While representatives of the Catholic Church and Canadian state do as little as possible, the investigators do everything they can. Their conversations with survivors and witnesses are remarkable for the care they bring to each person, acknowledging the difficulty of speaking about sexual abuse, about witnessing infanticide. The filming shows both the hard work of testimony and the burdens of going so long unheard. Bringing an elder to point out the areas where burials happened, they reassure her: “You are so brave.” Following these painful memories and testimonies are ceremonies and prayers to begin healing.

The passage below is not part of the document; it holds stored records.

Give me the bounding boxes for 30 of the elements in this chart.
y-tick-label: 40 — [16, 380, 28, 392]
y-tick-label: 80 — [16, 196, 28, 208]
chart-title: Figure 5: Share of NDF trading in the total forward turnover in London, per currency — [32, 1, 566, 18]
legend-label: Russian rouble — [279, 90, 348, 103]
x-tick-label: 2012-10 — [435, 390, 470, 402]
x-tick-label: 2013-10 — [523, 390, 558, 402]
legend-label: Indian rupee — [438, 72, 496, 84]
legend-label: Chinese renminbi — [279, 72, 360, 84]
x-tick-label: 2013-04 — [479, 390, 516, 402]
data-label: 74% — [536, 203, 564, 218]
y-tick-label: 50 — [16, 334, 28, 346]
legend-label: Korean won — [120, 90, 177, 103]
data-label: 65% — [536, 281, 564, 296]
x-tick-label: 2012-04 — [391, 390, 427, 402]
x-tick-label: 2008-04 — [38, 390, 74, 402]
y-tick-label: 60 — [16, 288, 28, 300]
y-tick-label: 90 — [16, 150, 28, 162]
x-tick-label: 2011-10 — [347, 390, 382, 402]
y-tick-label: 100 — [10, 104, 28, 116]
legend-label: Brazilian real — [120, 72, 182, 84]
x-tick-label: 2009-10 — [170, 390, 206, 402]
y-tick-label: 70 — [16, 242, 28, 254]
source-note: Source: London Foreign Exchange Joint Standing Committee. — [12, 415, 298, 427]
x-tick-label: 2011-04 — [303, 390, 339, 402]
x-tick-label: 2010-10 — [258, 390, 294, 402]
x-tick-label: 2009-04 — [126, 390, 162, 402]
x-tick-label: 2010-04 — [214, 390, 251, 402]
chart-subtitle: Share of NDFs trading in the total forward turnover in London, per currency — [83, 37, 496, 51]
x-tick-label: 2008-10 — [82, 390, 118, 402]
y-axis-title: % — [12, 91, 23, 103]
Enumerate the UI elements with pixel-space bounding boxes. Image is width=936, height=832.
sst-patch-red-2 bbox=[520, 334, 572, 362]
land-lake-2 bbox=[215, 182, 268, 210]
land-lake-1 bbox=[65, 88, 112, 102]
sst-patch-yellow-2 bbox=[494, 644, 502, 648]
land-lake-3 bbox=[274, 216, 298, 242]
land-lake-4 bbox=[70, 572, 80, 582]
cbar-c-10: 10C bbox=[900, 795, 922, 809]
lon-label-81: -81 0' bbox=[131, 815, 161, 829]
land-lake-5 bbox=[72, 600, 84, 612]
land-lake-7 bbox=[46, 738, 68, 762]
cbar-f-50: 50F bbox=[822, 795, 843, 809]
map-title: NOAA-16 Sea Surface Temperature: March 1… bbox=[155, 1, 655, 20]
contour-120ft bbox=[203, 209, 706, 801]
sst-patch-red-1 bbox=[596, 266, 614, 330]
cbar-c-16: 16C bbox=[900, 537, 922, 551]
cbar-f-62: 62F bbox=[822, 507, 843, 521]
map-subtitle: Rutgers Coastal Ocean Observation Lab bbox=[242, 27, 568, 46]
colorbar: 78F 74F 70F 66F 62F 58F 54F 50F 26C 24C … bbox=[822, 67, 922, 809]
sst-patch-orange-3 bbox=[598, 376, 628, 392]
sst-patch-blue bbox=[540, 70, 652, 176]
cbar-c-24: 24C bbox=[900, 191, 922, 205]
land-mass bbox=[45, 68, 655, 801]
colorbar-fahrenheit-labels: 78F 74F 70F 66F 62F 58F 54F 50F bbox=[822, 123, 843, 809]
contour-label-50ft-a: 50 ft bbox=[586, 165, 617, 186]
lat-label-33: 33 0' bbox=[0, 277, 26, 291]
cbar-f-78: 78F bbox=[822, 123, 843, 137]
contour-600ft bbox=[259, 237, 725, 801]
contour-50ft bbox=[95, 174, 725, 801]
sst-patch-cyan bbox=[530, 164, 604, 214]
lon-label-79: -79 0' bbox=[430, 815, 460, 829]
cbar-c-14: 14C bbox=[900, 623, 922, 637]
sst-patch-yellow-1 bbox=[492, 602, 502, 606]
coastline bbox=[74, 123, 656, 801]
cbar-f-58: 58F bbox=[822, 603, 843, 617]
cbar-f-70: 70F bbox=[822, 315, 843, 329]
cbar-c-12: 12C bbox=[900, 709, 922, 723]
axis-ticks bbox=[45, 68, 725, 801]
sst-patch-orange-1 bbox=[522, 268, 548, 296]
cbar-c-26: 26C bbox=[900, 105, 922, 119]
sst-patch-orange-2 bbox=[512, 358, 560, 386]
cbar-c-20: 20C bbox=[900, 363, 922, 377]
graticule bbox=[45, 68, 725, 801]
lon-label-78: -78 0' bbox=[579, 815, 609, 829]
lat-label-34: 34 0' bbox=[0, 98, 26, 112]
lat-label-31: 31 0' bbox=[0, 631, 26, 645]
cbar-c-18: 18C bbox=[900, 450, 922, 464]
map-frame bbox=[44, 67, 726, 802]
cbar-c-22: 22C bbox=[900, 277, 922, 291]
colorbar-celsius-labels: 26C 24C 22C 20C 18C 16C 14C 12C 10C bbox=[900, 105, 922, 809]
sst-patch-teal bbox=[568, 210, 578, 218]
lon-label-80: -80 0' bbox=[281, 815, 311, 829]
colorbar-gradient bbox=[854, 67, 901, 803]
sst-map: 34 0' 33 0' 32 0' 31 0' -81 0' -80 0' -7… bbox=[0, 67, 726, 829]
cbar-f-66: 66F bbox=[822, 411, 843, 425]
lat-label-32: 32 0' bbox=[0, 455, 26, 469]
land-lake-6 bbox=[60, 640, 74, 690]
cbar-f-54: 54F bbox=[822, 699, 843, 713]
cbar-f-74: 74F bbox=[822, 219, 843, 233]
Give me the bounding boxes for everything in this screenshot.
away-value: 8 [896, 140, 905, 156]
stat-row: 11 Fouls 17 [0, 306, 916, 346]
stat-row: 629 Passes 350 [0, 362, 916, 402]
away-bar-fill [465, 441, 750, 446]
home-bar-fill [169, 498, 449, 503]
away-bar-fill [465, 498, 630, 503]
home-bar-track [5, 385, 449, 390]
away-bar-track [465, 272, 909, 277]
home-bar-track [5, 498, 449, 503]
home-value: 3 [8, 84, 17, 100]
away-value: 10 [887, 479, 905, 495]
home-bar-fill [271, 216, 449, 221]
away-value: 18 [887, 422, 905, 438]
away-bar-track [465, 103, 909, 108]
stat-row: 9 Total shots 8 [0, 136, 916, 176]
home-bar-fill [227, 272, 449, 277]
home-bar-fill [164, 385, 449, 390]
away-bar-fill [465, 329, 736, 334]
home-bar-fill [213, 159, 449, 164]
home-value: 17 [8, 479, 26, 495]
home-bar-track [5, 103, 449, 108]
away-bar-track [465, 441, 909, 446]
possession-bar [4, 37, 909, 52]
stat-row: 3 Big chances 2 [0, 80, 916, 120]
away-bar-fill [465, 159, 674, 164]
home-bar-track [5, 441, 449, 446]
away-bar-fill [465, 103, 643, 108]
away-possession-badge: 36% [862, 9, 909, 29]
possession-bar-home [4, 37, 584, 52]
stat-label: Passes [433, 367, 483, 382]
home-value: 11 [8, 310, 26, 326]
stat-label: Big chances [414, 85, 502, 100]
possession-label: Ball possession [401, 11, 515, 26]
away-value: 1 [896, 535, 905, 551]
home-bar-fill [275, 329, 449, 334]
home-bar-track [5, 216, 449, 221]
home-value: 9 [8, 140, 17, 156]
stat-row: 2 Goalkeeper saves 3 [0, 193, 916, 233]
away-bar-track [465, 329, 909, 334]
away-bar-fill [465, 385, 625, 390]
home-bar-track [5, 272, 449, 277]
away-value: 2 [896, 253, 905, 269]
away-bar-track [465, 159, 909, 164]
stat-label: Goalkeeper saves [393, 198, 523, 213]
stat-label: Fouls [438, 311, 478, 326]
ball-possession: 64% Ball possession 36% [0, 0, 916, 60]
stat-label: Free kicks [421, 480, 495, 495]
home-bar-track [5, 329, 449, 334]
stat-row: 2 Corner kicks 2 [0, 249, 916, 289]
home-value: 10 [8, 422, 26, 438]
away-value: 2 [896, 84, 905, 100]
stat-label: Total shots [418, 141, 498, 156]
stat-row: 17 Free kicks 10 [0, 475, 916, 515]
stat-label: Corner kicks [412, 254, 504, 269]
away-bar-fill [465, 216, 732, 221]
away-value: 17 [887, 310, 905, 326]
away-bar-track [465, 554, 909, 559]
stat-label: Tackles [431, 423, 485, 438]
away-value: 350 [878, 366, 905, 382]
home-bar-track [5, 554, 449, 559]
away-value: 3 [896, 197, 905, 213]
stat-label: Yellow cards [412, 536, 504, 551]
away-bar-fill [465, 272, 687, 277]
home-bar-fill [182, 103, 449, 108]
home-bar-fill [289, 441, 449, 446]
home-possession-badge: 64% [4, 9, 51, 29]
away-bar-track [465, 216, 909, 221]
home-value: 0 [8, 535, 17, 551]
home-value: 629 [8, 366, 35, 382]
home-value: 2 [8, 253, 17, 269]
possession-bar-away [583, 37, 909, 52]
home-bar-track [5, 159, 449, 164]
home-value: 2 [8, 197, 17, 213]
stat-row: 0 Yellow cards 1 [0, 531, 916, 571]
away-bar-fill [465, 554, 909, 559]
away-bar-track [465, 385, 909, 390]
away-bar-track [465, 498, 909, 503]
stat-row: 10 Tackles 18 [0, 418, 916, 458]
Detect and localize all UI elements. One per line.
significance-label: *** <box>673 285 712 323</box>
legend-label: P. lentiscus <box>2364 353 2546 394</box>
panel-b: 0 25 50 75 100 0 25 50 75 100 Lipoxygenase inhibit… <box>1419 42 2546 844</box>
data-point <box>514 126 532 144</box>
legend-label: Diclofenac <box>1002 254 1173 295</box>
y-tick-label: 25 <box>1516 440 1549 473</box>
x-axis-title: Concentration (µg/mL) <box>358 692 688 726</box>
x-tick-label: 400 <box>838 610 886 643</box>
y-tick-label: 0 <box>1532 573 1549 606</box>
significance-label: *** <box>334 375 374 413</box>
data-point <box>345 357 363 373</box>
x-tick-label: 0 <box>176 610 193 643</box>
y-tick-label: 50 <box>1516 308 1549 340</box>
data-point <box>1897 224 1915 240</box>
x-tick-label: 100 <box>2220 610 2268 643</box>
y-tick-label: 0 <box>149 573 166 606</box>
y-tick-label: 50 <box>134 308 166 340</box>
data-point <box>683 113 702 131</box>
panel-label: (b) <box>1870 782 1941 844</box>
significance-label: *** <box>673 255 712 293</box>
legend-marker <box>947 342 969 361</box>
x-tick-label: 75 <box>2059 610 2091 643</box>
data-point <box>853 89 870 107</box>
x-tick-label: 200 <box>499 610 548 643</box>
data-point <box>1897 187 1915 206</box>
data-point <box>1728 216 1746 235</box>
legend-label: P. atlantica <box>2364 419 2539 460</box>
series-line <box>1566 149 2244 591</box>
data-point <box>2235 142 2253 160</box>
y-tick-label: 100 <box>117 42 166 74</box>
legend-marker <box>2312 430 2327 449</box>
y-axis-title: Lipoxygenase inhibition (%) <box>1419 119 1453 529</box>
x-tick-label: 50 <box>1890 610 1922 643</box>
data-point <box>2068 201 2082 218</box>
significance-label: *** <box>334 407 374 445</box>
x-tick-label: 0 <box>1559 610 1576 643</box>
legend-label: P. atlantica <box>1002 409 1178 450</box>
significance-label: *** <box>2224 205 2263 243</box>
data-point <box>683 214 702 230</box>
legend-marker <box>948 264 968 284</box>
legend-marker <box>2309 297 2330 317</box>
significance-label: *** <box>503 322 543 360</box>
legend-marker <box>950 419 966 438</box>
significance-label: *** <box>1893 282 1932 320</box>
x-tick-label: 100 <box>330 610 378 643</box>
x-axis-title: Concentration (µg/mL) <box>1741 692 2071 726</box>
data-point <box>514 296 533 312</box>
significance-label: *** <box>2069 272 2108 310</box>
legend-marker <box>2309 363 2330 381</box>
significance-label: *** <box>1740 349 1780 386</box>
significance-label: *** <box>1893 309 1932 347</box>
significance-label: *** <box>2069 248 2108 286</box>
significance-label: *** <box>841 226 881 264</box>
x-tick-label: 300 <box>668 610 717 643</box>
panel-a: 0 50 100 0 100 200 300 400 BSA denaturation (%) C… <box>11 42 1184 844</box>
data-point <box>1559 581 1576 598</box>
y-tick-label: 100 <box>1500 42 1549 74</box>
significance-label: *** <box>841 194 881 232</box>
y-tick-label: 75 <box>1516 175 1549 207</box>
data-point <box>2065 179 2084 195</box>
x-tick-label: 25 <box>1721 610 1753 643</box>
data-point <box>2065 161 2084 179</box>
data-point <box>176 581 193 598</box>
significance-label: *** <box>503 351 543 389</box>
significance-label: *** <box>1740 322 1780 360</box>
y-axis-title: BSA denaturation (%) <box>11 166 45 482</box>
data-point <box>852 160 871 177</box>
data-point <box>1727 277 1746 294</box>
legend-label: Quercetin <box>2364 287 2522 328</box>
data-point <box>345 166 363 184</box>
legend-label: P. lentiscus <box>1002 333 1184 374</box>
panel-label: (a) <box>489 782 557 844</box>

Sugarcane also draws on archival footage from documentaries about residential schools (for example The Eyes of Children, a 1962 CBC documentary), and the investigation into Saint Joseph’s comes alongside media coverage of new ground-penetrating radar evidence showing 215 unmarked graves on the former school grounds of another residential school, near Kamloops. Soon, the new technology reveals unmarked graves at Saint Joseph’s, too. The Williams Lake First Nation investigation reveals that the stories that survivors of the St. Joseph’s mission school told, which were so long discounted, were true. They find the clearest evidence of Ed Archie NoiseCat’s birth in the paper archives of the Williams Lake Tribune, “New Born Babe Saved from Garbage Burner” at the Cariboo Residential School, in an article dated September 28 of 1959. His mother was charged with abandoning her baby and sentenced to a year in jail, yet no one else at the school was investigated.
As Chief Willie Sellars confronts and contemplates the evidence board showing all of the principals involved with the abuse, the babies born, and the deaths at the school, we confront the shattering of lives—of whole families and communities—by actions of the church and state through practices of moving predatory priests from one school to another. For decades, the extent of the residential school holocaust was minimized.
But the history of film representations of boarding and residential schools reveal that the public knew much (though not all) about the abuses of residential schools. The surprise of these revelations is no surprise but instead reveals a public choice to forget and an Indigenous insistence that we remember. The feeling evoked by the film’s style and subject is the intense precarity of Indigenous survival in the face of systemic genocide—Ed Archie NoiseCat is the only known survivor of the incinerator at St. Joseph’s, his son Julian born because he lived; this film tells the story of that survival, by the slimmest of chances.